Gain’s share price drop follows even more acute action today in the shares of the leading publicly traded UK-listed online brokers. Each of IG Group Holdings plc (LON:IGG), CMC Markets Plc (LON:CMCX) and Plus500 Ltd (LON:PLUS) were down 22%-30% today.
The company statement (see below) was fairly bullish, with Gain Capital saying things like it is ‘is in favor of measures that enhance consumer protection‘, and that its U.S.-based retail futures business and international institutional trading business, GTX, ‘are unaffected by the FCA’s proposals‘.
Gain also pointed out that the company ‘has excelled at times of regulatory change‘ (we’re not sure what they mean by that, or when that was), and views with confidence its ability to navigate the current proposed changes.

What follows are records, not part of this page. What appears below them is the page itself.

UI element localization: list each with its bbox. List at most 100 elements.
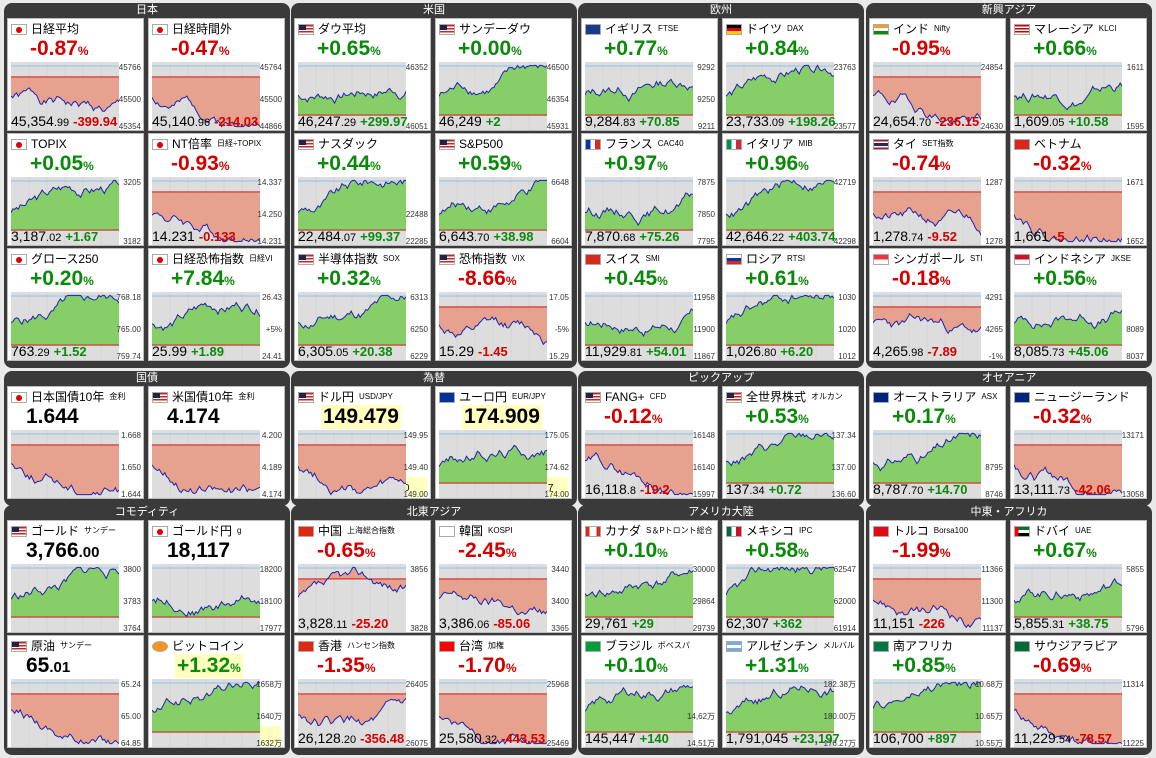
market-tile[interactable]: 台湾 加権 -1.70% 25968 25469 25,580.32 -443.53 xyxy=(435,635,572,748)
tile-chart-line xyxy=(439,444,547,467)
sg-flag-icon xyxy=(873,253,889,265)
tile-chart-area xyxy=(873,433,981,484)
ru-flag-icon xyxy=(726,253,742,265)
market-tile[interactable]: FANG+ CFD -0.12% 16148 16140 15997 16,118.8 -19… xyxy=(581,386,718,499)
market-tile[interactable]: タイ SET指数 -0.74% 1287 1278 1,278.74 -9.52 xyxy=(869,133,1006,246)
tile-chart xyxy=(439,679,547,747)
tile-chart-line xyxy=(298,87,406,105)
market-tile[interactable]: 日経恐怖指数 日経VI +7.84% 26.43 +5% 24.41 25.99 +1.89 xyxy=(148,248,285,361)
tile-chart-svg xyxy=(1014,292,1122,360)
market-tile[interactable]: 日経平均 -0.87% 45766 45500 45354 45,354.99 -399.9… xyxy=(7,18,144,131)
change-percent: +1.31% xyxy=(745,654,809,677)
tick-label: 46051 xyxy=(405,122,428,131)
market-tile[interactable]: ナスダック +0.44% 22488 22285 22,484.07 +99.37 xyxy=(294,133,431,246)
market-tile[interactable]: S&P500 +0.59% 6648 6604 6,643.70 +38.98 xyxy=(435,133,572,246)
tile-sub: CAC40 xyxy=(657,139,684,148)
market-tile[interactable]: ユーロ円EUR/JPY174.909+0.08%1万円=57.17175.051… xyxy=(435,386,572,499)
market-tile[interactable]: カナダ S＆Pトロント総合 +0.10% 30000 29864 29739 29,761 +… xyxy=(581,520,718,633)
tick-label: 1652 xyxy=(1126,237,1144,246)
market-tile[interactable]: メキシコ IPC +0.58% 62547 62000 61914 62,307 +362 xyxy=(722,520,859,633)
tile-chart-area xyxy=(585,444,693,495)
price-line: 25.99 +1.89 xyxy=(152,343,224,359)
tile-name: 原油 サンデー xyxy=(11,638,92,654)
market-tile[interactable]: 恐怖指数 VIX -8.66% 17.05 -5% 15.29 15.29 -1.45 xyxy=(435,248,572,361)
group-title: 欧州 xyxy=(710,4,732,16)
market-tile[interactable]: オーストラリア ASX +0.17% 8795 8746 8,787.70 +14.70 xyxy=(869,386,1006,499)
tile-chart-line xyxy=(873,89,981,125)
market-tile[interactable]: ニュージーランド -0.32% 13171 13058 13,111.73 -42.06 xyxy=(1010,386,1147,499)
price-line: 15.29 -1.45 xyxy=(439,343,508,359)
market-tile[interactable]: グロース250 +0.20% 768.18 765.00 759.74 763.29 +1.… xyxy=(7,248,144,361)
market-tile[interactable]: 韓国 KOSPI -2.45% 3440 3400 3365 3,386.06 -85.06 xyxy=(435,520,572,633)
market-tile[interactable]: スイス SMI +0.45% 11958 11900 11867 11,929.81 +54.… xyxy=(581,248,718,361)
market-tile[interactable]: ビットコイン+1.32%16,578,6701658万1640万1632万 xyxy=(148,635,285,748)
tick-label: 11867 xyxy=(693,352,715,361)
tile-sub: g xyxy=(237,526,242,535)
tile-sub: SOX xyxy=(383,254,400,263)
tick-label: 176.27万 xyxy=(823,739,856,748)
price-line: 8,085.73 +45.06 xyxy=(1014,343,1109,359)
za-flag-icon xyxy=(873,640,889,652)
market-tile[interactable]: アルゼンチン メルバル +1.31% 182.38万 180.00万 176.27万 1,7… xyxy=(722,635,859,748)
market-tile[interactable]: サンデーダウ +0.00% 46500 46354 45931 46,249 +2 xyxy=(435,18,572,131)
tile-sub: MIB xyxy=(798,139,813,148)
tile-chart-svg xyxy=(439,62,547,130)
market-tile[interactable]: ロシア RTSI +0.61% 1030 1020 1012 1,026.80 +6.20 xyxy=(722,248,859,361)
tile-chart xyxy=(298,430,406,498)
tile-chart xyxy=(439,177,547,245)
group-7: オセアニア オーストラリア ASX +0.17% 8795 8746 8,787.70 +14… xyxy=(866,371,1152,506)
market-tile[interactable]: 日経時間外 -0.47% 45764 45500 44866 45,140.96 -214.… xyxy=(148,18,285,131)
tile-chart-area xyxy=(152,682,260,733)
tr-flag-icon xyxy=(873,525,889,537)
market-tile[interactable]: マレーシア KLCI +0.66% 1611 1595 1,609.05 +10.58 xyxy=(1010,18,1147,131)
market-tile[interactable]: ブラジル ボベスパ +0.10% 14,62万 14,51万 145,447 +140 xyxy=(581,635,718,748)
tile-name: ドル円 USD/JPY xyxy=(298,389,393,405)
tile-name: スイス SMI xyxy=(585,251,660,267)
tile-label: 日経恐怖指数 xyxy=(172,252,245,266)
market-tile[interactable]: NT倍率 日経÷TOPIX -0.93% 14.337 14.250 14.231 14.2… xyxy=(148,133,285,246)
tick-label: 44866 xyxy=(259,122,282,131)
tile-sub: SMI xyxy=(645,254,660,263)
tile-chart-svg xyxy=(585,430,693,498)
market-tile[interactable]: イギリス FTSE +0.77% 9292 9250 9211 9,284.83 +70.85 xyxy=(581,18,718,131)
tile-label: アルゼンチン xyxy=(746,639,818,653)
market-tile[interactable]: ドイツ DAX +0.84% 23763 23577 23,733.09 +198.26 xyxy=(722,18,859,131)
market-tile[interactable]: ベトナム -0.32% 1671 1652 1,661 -5 xyxy=(1010,133,1147,246)
market-tile[interactable]: TOPIX +0.05% 3205 3182 3,187.02 +1.67 xyxy=(7,133,144,246)
market-tile[interactable]: ダウ平均 +0.65% 46352 46051 46,247.29 +299.97 xyxy=(294,18,431,131)
tile-chart-area xyxy=(873,191,981,236)
market-tile[interactable]: 全世界株式 オルカン +0.53% 137.34 137.00 136.60 137.34 +… xyxy=(722,386,859,499)
price-line: 1,278.74 -9.52 xyxy=(873,228,957,244)
tile-chart xyxy=(726,430,834,498)
tile-chart xyxy=(11,62,119,130)
tile-chart xyxy=(439,62,547,130)
market-tile[interactable]: 南アフリカ +0.85% 10.68万 10.65万 10.55万 106,700 +897 xyxy=(869,635,1006,748)
market-tile[interactable]: インド Nifty -0.95% 24854 24630 24,654.70 -236.15 xyxy=(869,18,1006,131)
market-tile[interactable]: インドネシア JKSE +0.56% 8089 8037 8,085.73 +45.06 xyxy=(1010,248,1147,361)
market-tile[interactable]: フランス CAC40 +0.97% 7875 7850 7795 7,870.68 +75.2… xyxy=(581,133,718,246)
market-tile[interactable]: 中国 上海総合指数 -0.65% 3856 3828 3,828.11 -25.20 xyxy=(294,520,431,633)
market-tile[interactable]: 半導体指数 SOX +0.32% 6313 6250 6229 6,305.05 +20.38 xyxy=(294,248,431,361)
tick-label: 45766 xyxy=(118,63,141,72)
group-5: 為替ドル円USD/JPY149.479-0.22%1万円=66.90149.95… xyxy=(291,371,577,506)
tile-chart-area xyxy=(11,444,119,495)
tile-label: 日経平均 xyxy=(31,22,80,36)
market-tile[interactable]: ドバイ UAE +0.67% 5855 5796 5,855.31 +38.75 xyxy=(1010,520,1147,633)
tile-label: S&P500 xyxy=(459,137,504,151)
market-tile[interactable]: シンガポール STI -0.18% 4291 4265 -1% 4,265.98 -7.89 xyxy=(869,248,1006,361)
market-tile[interactable]: サウジアラビア -0.69% 11314 11225 11,229.54 -78.57 xyxy=(1010,635,1147,748)
market-tile[interactable]: 香港 ハンセン指数 -1.35% 26405 26075 26,128.20 -356.48 xyxy=(294,635,431,748)
market-tile[interactable]: イタリア MIB +0.96% 42719 42298 42,646.22 +403.74 xyxy=(722,133,859,246)
market-tile[interactable]: ドル円USD/JPY149.479-0.22%1万円=66.90149.9514… xyxy=(294,386,431,499)
ae-flag-icon xyxy=(1014,525,1030,537)
us-flag-icon xyxy=(439,23,455,35)
tile-chart-line xyxy=(873,207,981,236)
us-flag-icon xyxy=(585,391,601,403)
price-line: 1,026.80 +6.20 xyxy=(726,343,814,359)
market-tile[interactable]: トルコ Borsa100 -1.99% 11366 11300 11137 11,151 -2… xyxy=(869,520,1006,633)
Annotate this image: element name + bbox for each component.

Gain has had some struggles of late, with the company recently reporting Q3 Revenues down 33% QoQ, a $5 million loss, and October retail trading volumes the lowest since 2013.
The Gain Capital statement on the FCA’s moves reads as follows:
GAIN Capital Responds to FCA’s Consultation Paper
BEDMINSTER, N.J., Dec. 6, 2016 /PRNewswire/ — GAIN Capital Holdings, Inc. (NYSE: GCAP) (“GAIN” or “the Company”), notes the FCA’s consultation paper issued today (CP 16/40 – Enhancing conduct of business rules for firms providing contract for difference products to retail clients).

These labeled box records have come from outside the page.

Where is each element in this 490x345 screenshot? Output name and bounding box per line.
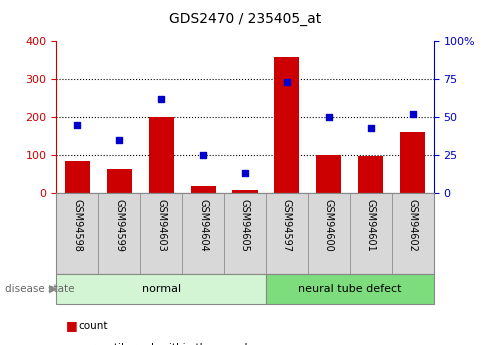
Bar xyxy=(140,193,182,274)
Bar xyxy=(392,193,434,274)
Point xyxy=(241,171,249,176)
Bar xyxy=(182,193,224,274)
Text: GSM94604: GSM94604 xyxy=(198,199,208,252)
Point xyxy=(283,80,291,85)
Point xyxy=(199,152,207,158)
Text: GSM94603: GSM94603 xyxy=(156,199,166,252)
Text: GSM94597: GSM94597 xyxy=(282,199,292,252)
Bar xyxy=(350,193,392,274)
Bar xyxy=(308,193,350,274)
Bar xyxy=(56,193,98,274)
Bar xyxy=(266,193,308,274)
Text: count: count xyxy=(78,321,108,331)
Text: GSM94602: GSM94602 xyxy=(408,199,417,252)
Bar xyxy=(191,186,216,193)
Point xyxy=(74,122,81,128)
Bar xyxy=(266,274,434,304)
Bar xyxy=(400,132,425,193)
Text: percentile rank within the sample: percentile rank within the sample xyxy=(78,344,254,345)
Bar xyxy=(274,57,299,193)
Text: GDS2470 / 235405_at: GDS2470 / 235405_at xyxy=(169,12,321,26)
Bar xyxy=(56,274,266,304)
Text: ■: ■ xyxy=(66,319,78,333)
Text: GSM94605: GSM94605 xyxy=(240,199,250,252)
Point xyxy=(409,111,416,117)
Text: ■: ■ xyxy=(66,342,78,345)
Bar xyxy=(232,190,258,193)
Text: normal: normal xyxy=(142,284,181,294)
Point xyxy=(367,125,375,131)
Bar xyxy=(358,156,383,193)
Point xyxy=(325,115,333,120)
Text: ▶: ▶ xyxy=(49,284,57,294)
Bar xyxy=(98,193,140,274)
Bar xyxy=(316,155,342,193)
Text: GSM94601: GSM94601 xyxy=(366,199,376,252)
Text: neural tube defect: neural tube defect xyxy=(298,284,402,294)
Point xyxy=(157,96,165,102)
Bar xyxy=(65,161,90,193)
Text: GSM94598: GSM94598 xyxy=(73,199,82,252)
Text: disease state: disease state xyxy=(5,284,74,294)
Bar xyxy=(148,117,174,193)
Text: GSM94599: GSM94599 xyxy=(114,199,124,252)
Bar xyxy=(107,168,132,193)
Point xyxy=(115,137,123,143)
Bar xyxy=(224,193,266,274)
Text: GSM94600: GSM94600 xyxy=(324,199,334,252)
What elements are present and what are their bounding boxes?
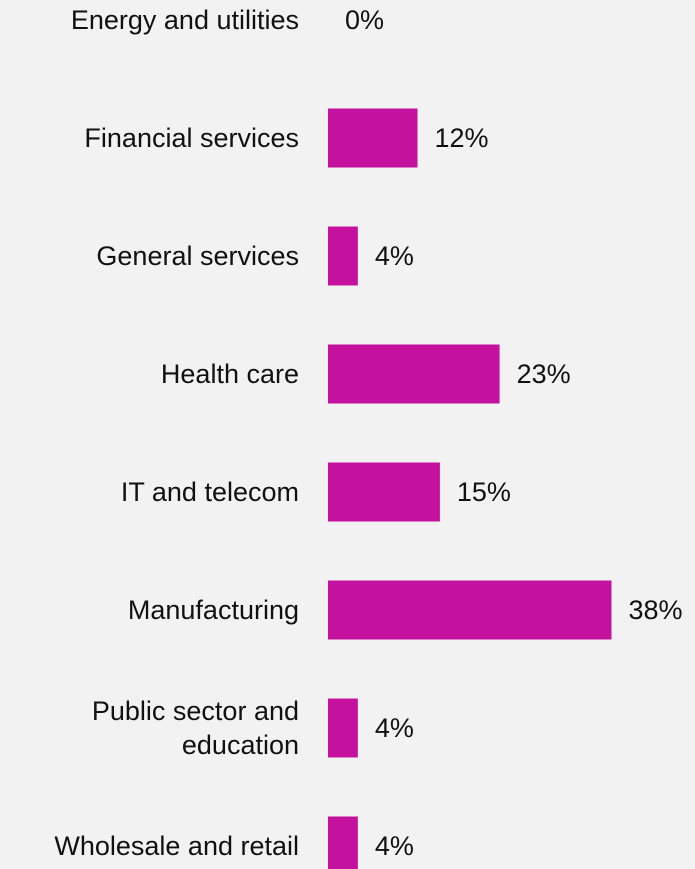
category-label-energy-and-utilities: Energy and utilities — [71, 5, 299, 35]
value-labels: 0% 12% 4% 23% 15% 38% 4% 4% — [345, 5, 683, 861]
bar-public-sector-and-education — [328, 698, 358, 758]
category-label-line: Health care — [161, 359, 299, 389]
bars — [328, 108, 612, 869]
category-label-public-sector-and-education: Public sector and education — [92, 696, 299, 760]
bar-health-care — [328, 344, 500, 404]
category-label-line: education — [182, 730, 299, 760]
category-label-general-services: General services — [96, 241, 299, 271]
bar-it-and-telecom — [328, 462, 440, 522]
bar-financial-services — [328, 108, 418, 168]
value-label-it-and-telecom: 15% — [457, 477, 511, 507]
category-label-line: Manufacturing — [128, 595, 299, 625]
category-label-financial-services: Financial services — [84, 123, 299, 153]
bar-wholesale-and-retail — [328, 816, 358, 869]
category-label-line: Wholesale and retail — [54, 831, 299, 861]
value-label-wholesale-and-retail: 4% — [375, 831, 414, 861]
category-label-health-care: Health care — [161, 359, 299, 389]
value-label-energy-and-utilities: 0% — [345, 5, 384, 35]
value-label-manufacturing: 38% — [628, 595, 682, 625]
value-label-general-services: 4% — [375, 241, 414, 271]
value-label-health-care: 23% — [517, 359, 571, 389]
category-label-it-and-telecom: IT and telecom — [121, 477, 299, 507]
bar-general-services — [328, 226, 358, 286]
value-label-public-sector-and-education: 4% — [375, 713, 414, 743]
category-labels: Energy and utilities Financial services Ge… — [54, 5, 299, 861]
category-label-line: Public sector and — [92, 696, 299, 726]
category-label-line: General services — [96, 241, 299, 271]
category-label-line: Financial services — [84, 123, 299, 153]
bar-manufacturing — [328, 580, 612, 640]
category-label-manufacturing: Manufacturing — [128, 595, 299, 625]
category-label-wholesale-and-retail: Wholesale and retail — [54, 831, 299, 861]
value-label-financial-services: 12% — [435, 123, 489, 153]
category-label-line: Energy and utilities — [71, 5, 299, 35]
category-label-line: IT and telecom — [121, 477, 299, 507]
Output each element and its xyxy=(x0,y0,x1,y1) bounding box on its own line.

GAIN is in favor of measures that enhance consumer protection in the FX/CFD market. The Company in particular supports all measures to curb aggressive marketing to inexperienced investors and to ensure all clients fully understand the risks of FX/CFD trading.
The Company operates a broadly diversified business, which includes a retail FX/CFD business spanning eight regulatory jurisdictions, including several which currently set leverage ratios for retail investors at similar levels to those proposed by FCA. The Company also operates a U.S.-based retail futures business and an international institutional trading business, GTX, which are unaffected by the FCA’s proposals.
Several of the other changes proposed by the FCA are consistent with GAIN Capital’s current practices and should not require significant changes to its operations. The Company does not offer any binary trading products.
GAIN also notes the FCA has proposed a timeline of March 7, 2017 to consider these new rules and looks forward to working closely with the FCA in the coming months.
Throughout its history the Company has excelled at times of regulatory change and views with confidence its ability to navigate the current proposed changes.